He Binsheng, Lang Jidong, Wang Bo, Liu Xiaojun, Lu Qingqing, He Jianjun, Gao Wei, Bing Pingping, Tian Geng, Yang Jialiang
Academician Workstation, Changsha Medical University, Changsha, China.
Geneis Beijing Co., Ltd., Beijing, China.
Front Bioeng Biotechnol. 2020 May 19;8:394. doi: 10.3389/fbioe.2020.00394. eCollection 2020.

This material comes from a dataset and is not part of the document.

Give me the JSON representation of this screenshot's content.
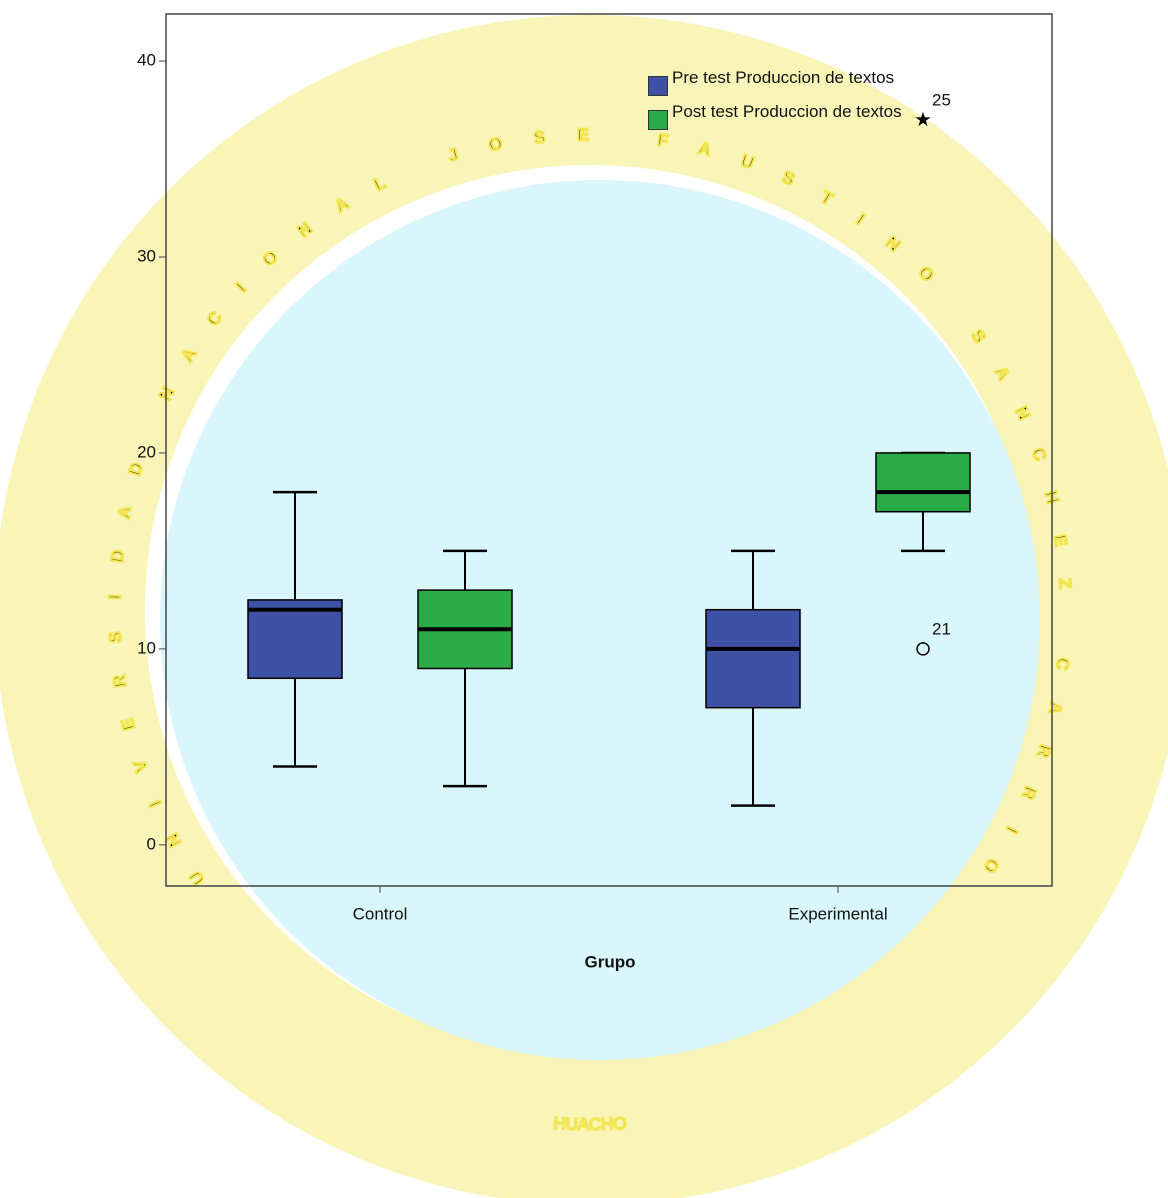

Metastatic cancers require further diagnosis to determine their primary tumor sites. However, the tissue-of-origin for around 5% tumors could not be identified by routine medical diagnosis according to a statistics in the United States. With the development of machine learning techniques and the accumulation of big cancer data from The Cancer Genome Atlas (TCGA) and Gene Expression Omnibus (GEO), it is now feasible to predict cancer tissue-of-origin by computational tools. Metastatic tumor inherits characteristics from its tissue-of-origin, and both gene expression profile and somatic mutation have tissue specificity. Thus, we developed a computational framework to infer tumor tissue-of-origin by integrating both gene mutation and expression (TOOme). Specifically, we first perform feature selection on both gene expressions and mutations by a random forest method. The selected features are then used to build up a multi-label classification model to infer cancer tissue-of-origin. We adopt a few popular multiple-label classification methods, which are compared by the 10-fold cross validation process. We applied TOOme to the TCGA data containing 7,008 non-metastatic samples across 20 solid tumors. Seventy four genes by gene expression profile and six genes by gene mutation are selected by the random forest process, which can be divided into two categories: (1) cancer type specific genes and (2) those expressed or mutated in several cancers with different levels of expression or mutation rates. Function analysis indicates that the selected genes are significantly enriched in gland development, urogenital system development, hormone metabolic process, thyroid hormone generation prostate hormone generation and so on. According to the multiple-label classification method, random forest performs the best with a 10-fold cross-validation prediction accuracy of 96%. We also use the 19 metastatic samples from TCGA and 256 cancer samples downloaded from GEO as independent testing data, for which TOOme achieves a prediction accuracy of 89%. The cross-validation validation accuracy is better than those using gene expression (i.e., 95%) and gene mutation (53%) alone. In conclusion, TOOme provides a quick yet accurate alternative to traditional medical methods in inferring cancer tissue-of-origin. In addition, the methods combining somatic mutation and gene expressions outperform those using gene expression or mutation alone.
转移性癌症需要进一步诊断以确定其原发肿瘤部位。然而,根据美国的一项统计数据,约5%的肿瘤无法通过常规医学诊断确定其组织来源。随着机器学习技术的发展以及来自癌症基因组图谱(TCGA)和基因表达综合数据库(GEO)的大量癌症数据的积累,现在通过计算工具预测癌症组织来源是可行的。转移性肿瘤继承了其组织来源的特征,基因表达谱和体细胞突变都具有组织特异性。因此,我们开发了一个计算框架,通过整合基因突变和表达来推断肿瘤组织来源(TOOme)。具体而言,我们首先通过随机森林方法对基因表达和突变进行特征选择。然后将所选特征用于构建多标签分类模型以推断癌症组织来源。我们采用了几种流行的多标签分类方法,并通过10折交叉验证过程进行比较。我们将TOOme应用于包含20种实体瘤的7008个非转移性样本的TCGA数据。通过随机森林过程选择了74个基于基因表达谱的基因和6个基于基因突变的基因,这些基因可分为两类:(1)癌症类型特异性基因;(2)在几种癌症中表达或突变且表达或突变水平不同的基因。功能分析表明,所选基因在腺体发育、泌尿生殖系统发育、激素代谢过程、甲状腺激素生成、前列腺激素生成等方面显著富集。根据多标签分类方法,随机森林表现最佳,10折交叉验证预测准确率为96%。我们还将来自TCGA的19个转移性样本和从GEO下载的256个癌症样本用作独立测试数据,TOOme对其预测准确率达到89%。交叉验证准确率优于单独使用基因表达(即95%)和基因突变(53%)的情况。总之,TOOme在推断癌症组织来源方面为传统医学方法提供了一种快速且准确的替代方法。此外,结合体细胞突变和基因表达的方法优于单独使用基因表达或突变的方法。